Research by Microsoft titled Digital Transformation: The Age of Innocence, Inertia or Innovation?, found 50% of UK business leaders fear that their industry will face significant digital disruption within the next two years.

The financial services sector demonstrated the most anxiety, with 65% of respondents fearing significant digital disruption.

Additionally, 44% of UK business leaders say their existing business models will cease to exist within the next five years, and 46% of business decision makers say leaders in their organisations are unwilling to disrupt their existing model in order to compete.

Nicola Hodson, general manager of marketing and operations at Microsoft UK, commented: “The dawn of the fourth industrial revolution is a massive opportunity for British businesses but many are still living in an age of innocence or inertia when they need to be innovating.

“Whilst this research indicates that business models are breaking, many business leaders appear unwilling to address them,” she added.

Untapped collaborative economy

Research by innovation foundation Nesta revealed just 9% of Brits used a collaborative economy platform for a social purpose in the last year.

Whilst almost a third of 16-34 have used a collaborative economy platform for a ‘good cause’ within the last year, only 6% of all British adults surveyed accessed support for themselves from someone else in this way.

Similarly, the research found only 3% of adults aged 55+ have used a collaborative economy platform for health and care support.

As 87% of people have not used a collaborative platform to access support from someone else or to offer support to others, the research shows some 45 million Brits are not yet aware of the potential benefits. 22% of adults would be interested in using one in the future, however.

Helen Goulden, executive director of the Innovation Lab at Nesta, said: “The popularity of sharing economy platforms like Airbnb and Uber remain undimmed, with billions being invested into digital commercial platforms that enable people to access the things they need in different ways.
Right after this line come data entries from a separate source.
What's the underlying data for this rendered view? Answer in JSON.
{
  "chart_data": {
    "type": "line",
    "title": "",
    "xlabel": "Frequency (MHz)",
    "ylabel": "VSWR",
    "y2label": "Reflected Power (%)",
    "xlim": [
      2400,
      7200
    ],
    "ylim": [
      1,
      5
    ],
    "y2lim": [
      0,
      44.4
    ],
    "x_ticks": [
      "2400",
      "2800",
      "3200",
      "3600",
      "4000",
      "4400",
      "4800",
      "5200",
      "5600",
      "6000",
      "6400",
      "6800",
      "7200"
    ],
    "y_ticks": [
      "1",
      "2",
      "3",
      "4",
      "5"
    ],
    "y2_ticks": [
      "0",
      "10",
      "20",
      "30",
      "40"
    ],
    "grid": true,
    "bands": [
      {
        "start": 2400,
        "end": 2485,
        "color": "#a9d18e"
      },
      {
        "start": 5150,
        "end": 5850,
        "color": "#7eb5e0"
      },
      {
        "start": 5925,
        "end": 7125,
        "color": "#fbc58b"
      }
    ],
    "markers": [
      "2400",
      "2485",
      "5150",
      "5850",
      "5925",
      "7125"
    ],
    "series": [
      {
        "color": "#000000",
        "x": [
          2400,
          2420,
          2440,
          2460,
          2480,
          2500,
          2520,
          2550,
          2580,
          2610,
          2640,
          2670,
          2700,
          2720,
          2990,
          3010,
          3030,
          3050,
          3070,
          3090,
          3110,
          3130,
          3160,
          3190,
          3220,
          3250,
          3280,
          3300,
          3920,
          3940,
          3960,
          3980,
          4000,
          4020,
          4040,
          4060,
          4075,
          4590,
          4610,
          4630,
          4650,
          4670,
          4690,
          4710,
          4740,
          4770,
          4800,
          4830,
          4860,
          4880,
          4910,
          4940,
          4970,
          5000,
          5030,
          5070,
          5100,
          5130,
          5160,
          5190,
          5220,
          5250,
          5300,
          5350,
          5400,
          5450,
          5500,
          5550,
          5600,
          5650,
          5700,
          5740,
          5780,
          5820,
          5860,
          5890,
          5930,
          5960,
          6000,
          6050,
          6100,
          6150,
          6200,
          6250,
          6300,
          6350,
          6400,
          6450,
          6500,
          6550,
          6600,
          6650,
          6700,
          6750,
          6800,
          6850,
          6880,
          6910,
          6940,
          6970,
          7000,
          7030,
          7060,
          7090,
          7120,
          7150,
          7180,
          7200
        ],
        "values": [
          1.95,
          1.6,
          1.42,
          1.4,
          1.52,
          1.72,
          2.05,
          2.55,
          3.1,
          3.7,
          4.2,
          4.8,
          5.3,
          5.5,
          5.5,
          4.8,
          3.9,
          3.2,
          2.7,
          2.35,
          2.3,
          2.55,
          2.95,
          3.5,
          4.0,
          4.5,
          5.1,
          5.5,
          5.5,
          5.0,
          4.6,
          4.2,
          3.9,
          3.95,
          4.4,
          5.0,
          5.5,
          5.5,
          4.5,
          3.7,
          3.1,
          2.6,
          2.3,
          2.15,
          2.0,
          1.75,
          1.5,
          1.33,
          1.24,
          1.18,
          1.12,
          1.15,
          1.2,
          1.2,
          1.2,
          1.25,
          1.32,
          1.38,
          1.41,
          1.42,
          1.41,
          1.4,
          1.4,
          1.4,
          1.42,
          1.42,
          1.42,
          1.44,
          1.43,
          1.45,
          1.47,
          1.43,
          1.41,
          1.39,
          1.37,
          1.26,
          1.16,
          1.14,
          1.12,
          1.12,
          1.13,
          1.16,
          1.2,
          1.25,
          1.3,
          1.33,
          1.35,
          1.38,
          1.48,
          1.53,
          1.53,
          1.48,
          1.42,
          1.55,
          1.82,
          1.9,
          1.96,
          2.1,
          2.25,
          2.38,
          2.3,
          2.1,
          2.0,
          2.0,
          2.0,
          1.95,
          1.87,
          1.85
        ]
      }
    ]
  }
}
While these disruptive businesses raise important issues, we’ve become utterly fixated with an incredibly narrow definition of the sharing economy.

“But entrepreneurs from across the sectors are now showing us new, exciting ways of harnessing the sharing economy to meet societal, not just consumer, needs,” she concluded.

Funding

Beauhurst has released a report outlining the equity investments made in UK startups, including both tech and non-tech firms.

The research showed that deals completed by equity crowdfunding platforms fell 20% compared to last quarter. Private equity and venture capital deal numbers also fell by 10%.

Additionally in Q3, overall deal numbers fell over 16% compared to the previous quarter. Deal numbers decreased in most regions, except for the East Midlands (133% increase) and the North East (100% increase).

Pedro Madeira, head of research at Beauhurst, commented: “The continued slowdown of equity fundraising is worrying, but to be expected given recent events.

“We fear the re-emergence of a real gap in venture funding for early-stage companies looking to grow, which could turn Brexit uncertainty into Brexit calamity for UK startups.”